Het mechanisme voor ondersteuning van plugins wordt geïmplementeerd met het OSGi-framework. Vanuit dit standpunt gezien is een plugin hetzelfde als een OSGi-bundel. De bundel en de bijbehorende klassen geven het laadproces van Java-klassen, het vereiste beheer en de levenscyclus van de bundel aan. In het vervolg van deze bespreking worden de termen plugin en bundel als uitwisselbaar beschouwd, tenzij er voor een bepaalde klasse in het framework onderscheid gemaakt moet worden.

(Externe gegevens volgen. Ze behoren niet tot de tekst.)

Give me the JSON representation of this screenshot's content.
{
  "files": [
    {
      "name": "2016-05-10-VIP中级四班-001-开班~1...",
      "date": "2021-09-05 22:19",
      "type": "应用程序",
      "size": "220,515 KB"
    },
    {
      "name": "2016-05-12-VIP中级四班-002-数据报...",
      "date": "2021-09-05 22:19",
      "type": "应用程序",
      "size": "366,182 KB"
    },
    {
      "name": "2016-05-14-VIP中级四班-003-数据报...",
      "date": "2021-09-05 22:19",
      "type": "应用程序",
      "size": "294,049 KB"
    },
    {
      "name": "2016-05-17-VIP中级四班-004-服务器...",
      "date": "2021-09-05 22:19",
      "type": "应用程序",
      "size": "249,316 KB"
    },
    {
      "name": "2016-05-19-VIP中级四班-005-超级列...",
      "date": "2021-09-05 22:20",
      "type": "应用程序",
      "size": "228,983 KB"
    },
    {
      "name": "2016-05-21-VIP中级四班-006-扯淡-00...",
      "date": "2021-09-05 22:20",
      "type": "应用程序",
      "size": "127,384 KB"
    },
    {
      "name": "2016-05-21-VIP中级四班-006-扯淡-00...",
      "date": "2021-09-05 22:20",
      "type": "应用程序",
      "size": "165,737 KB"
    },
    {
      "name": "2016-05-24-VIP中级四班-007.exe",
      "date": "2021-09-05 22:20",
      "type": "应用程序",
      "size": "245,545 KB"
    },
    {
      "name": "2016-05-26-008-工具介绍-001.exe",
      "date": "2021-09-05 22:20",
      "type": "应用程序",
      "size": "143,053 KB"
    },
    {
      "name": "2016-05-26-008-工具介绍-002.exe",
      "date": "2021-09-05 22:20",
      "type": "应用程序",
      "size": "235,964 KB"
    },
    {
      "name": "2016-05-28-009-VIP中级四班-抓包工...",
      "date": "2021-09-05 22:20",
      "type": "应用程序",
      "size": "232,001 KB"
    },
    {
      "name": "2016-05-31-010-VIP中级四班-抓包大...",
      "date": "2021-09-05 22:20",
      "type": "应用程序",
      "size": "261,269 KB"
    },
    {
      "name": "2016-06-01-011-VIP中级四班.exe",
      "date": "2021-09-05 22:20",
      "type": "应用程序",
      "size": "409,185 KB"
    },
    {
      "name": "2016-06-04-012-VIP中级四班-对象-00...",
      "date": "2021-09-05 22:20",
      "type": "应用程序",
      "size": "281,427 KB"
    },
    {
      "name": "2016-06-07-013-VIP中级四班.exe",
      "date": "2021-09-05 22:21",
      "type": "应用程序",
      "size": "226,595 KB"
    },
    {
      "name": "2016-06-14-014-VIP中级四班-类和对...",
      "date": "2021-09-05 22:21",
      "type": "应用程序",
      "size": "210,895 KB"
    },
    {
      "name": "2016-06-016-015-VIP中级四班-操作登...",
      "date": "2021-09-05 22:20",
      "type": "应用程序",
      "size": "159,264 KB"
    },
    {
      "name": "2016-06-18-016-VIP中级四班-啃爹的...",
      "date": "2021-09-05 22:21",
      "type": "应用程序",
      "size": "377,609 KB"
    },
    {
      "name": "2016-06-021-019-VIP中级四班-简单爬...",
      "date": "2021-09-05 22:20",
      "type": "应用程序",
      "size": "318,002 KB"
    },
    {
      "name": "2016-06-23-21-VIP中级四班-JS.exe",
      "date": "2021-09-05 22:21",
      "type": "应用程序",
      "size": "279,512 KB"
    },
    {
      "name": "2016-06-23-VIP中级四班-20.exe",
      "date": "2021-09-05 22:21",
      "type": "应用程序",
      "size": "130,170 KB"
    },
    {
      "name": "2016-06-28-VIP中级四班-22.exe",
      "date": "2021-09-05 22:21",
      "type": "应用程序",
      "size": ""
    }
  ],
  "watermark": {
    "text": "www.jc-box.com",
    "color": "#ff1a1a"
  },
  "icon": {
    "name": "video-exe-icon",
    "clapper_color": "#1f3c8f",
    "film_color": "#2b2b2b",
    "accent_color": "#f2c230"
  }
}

De klasse Plugin vertegenwoordigt een plugin die op het platform wordt uitgevoerd. Het is een handige plaats om de aspecten van de levenscyclus te centraliseren en de algemene semantiek van een plugin. In een plugin kan een speciale functie voor de start- en stopaspecten van de levenscyclus zijn geïmplementeerd. Iedere levenscyclusmethode bevat een verwijzing naar een BundleContext die verdere informatie kan verschaffen.
Het startgedeelte van een levenscyclus verdient nadere bespreking. U hebt al gezien dat informatie over een plugin kan worden opgehaald uit het manifestbestand zonder dat de code hoeft te worden uitgevoerd. Meestal veroorzaakt een actie van een gebruiker in de workbench een opeenvolging van events waarbij een plugin gestart moet worden. Vanuit het perspectief van de implementatie wordt een plugin pas gestart als een klasse in de plugin moet worden gestart.

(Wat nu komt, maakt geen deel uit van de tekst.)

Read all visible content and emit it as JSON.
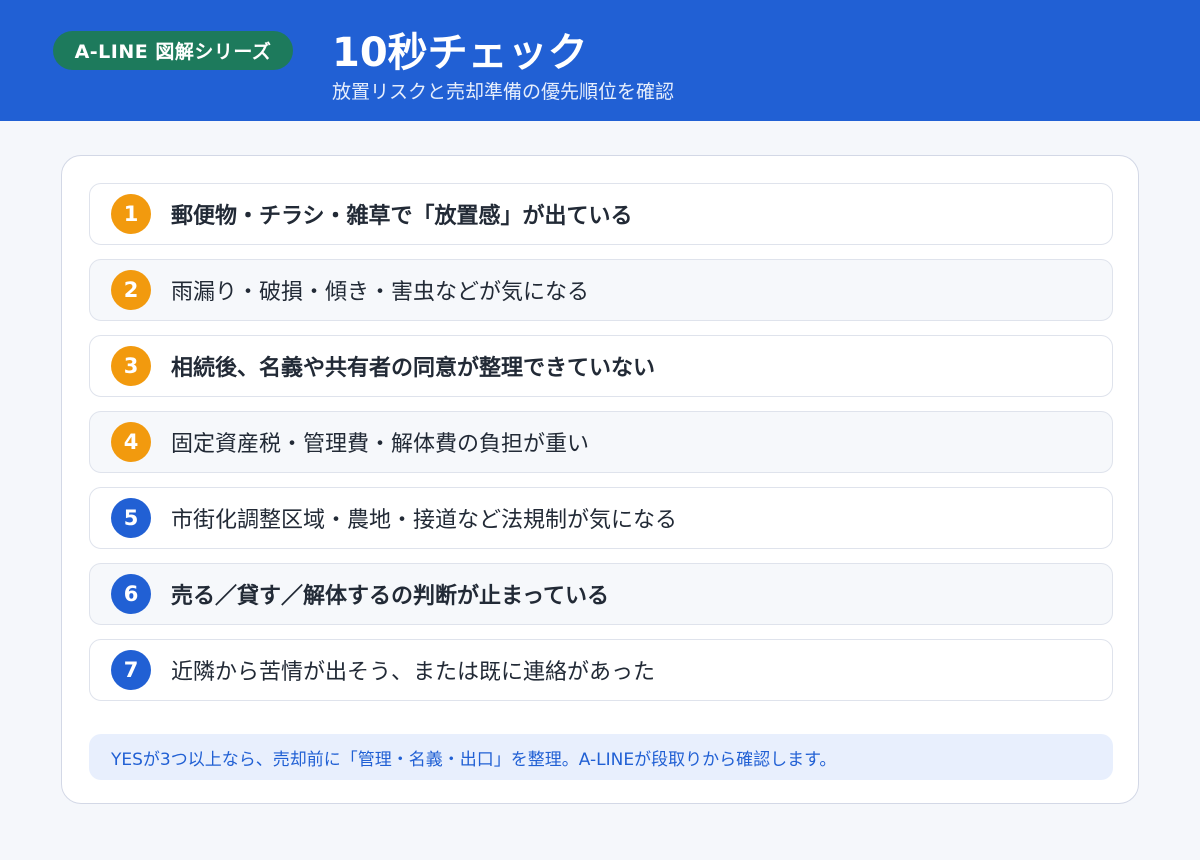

De methode start is tot nu toe een handige plaats geweest om initialisatie- en registratiegedrag van een plugin te implementeren. Het is echter van belang dat u weet dat de plugin in veel verschillende omstandigheden kan worden gestart. Een eenvoudige handeling als het ophalen van een pictogram om een object te decoreren kan een van de klassen in de plugin starten en daarmee dus ook de plugin. Een te enthousiaste initialisatie van zorgen dat de code en gegevens van de plugin veel eerder worden geladen dan nodig is. Het is daarom belangrijk om kritisch naar de initialisatietaken van de plugin te kijken en alternatieven te overwegen voor het uitvoeren van de initialisatie bij het opstarten.

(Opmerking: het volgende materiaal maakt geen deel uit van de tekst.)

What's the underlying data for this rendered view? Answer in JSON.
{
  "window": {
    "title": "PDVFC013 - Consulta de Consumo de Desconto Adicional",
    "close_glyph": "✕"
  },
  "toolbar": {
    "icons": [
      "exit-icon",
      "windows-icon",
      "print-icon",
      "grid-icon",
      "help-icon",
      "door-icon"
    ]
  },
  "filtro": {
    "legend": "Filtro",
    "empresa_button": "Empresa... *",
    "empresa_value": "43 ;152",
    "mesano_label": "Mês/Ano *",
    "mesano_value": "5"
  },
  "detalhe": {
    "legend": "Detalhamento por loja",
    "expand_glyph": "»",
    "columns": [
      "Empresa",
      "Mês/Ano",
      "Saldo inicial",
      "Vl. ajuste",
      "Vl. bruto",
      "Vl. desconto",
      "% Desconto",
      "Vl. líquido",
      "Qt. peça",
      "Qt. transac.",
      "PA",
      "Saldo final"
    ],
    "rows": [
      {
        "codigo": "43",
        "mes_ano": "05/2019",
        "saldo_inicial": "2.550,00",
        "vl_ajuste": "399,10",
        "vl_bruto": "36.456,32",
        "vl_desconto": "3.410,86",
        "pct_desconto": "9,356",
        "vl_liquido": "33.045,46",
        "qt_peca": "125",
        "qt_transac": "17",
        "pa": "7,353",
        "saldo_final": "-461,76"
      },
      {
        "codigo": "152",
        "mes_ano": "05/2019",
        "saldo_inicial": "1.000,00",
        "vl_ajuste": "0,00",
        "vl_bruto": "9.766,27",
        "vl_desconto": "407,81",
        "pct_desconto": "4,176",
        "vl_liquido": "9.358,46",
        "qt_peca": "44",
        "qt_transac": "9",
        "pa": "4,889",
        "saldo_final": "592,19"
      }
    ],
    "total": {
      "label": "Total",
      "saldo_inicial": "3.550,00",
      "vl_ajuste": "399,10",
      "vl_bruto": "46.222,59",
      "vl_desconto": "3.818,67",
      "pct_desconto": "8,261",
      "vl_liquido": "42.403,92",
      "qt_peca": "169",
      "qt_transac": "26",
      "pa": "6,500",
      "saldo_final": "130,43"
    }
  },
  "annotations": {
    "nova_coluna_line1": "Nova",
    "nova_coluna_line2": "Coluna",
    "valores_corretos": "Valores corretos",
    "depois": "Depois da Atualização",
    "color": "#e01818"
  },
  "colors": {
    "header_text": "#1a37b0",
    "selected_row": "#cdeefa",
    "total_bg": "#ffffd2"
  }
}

Het beheer van de levenscyclus vormt het raakvlak van de "bundelbenadering" van OSGi en de "pluginbenadering" van het platform. Als de plugin is gestart, krijgt deze een verwijzing naar een BundleContext. Hiervandaan kan informatie over de plugin worden opgehaald. De BundleContext kan ook worden gebruikt voor het ophalen van informatie over andere bundels/plugins in het systeem.
BundleContext.getBundles() kan worden gebruikt om een array met alle bundels in het systeem op te halen. U kunt listeners voor BundleEvent registreren, zodat de plugin weet wanneer er een wijziging optreedt in de levenscyclus van een andere bundel. Zie de javadoc voor BundleContext en BundleEvent voor meer informatie.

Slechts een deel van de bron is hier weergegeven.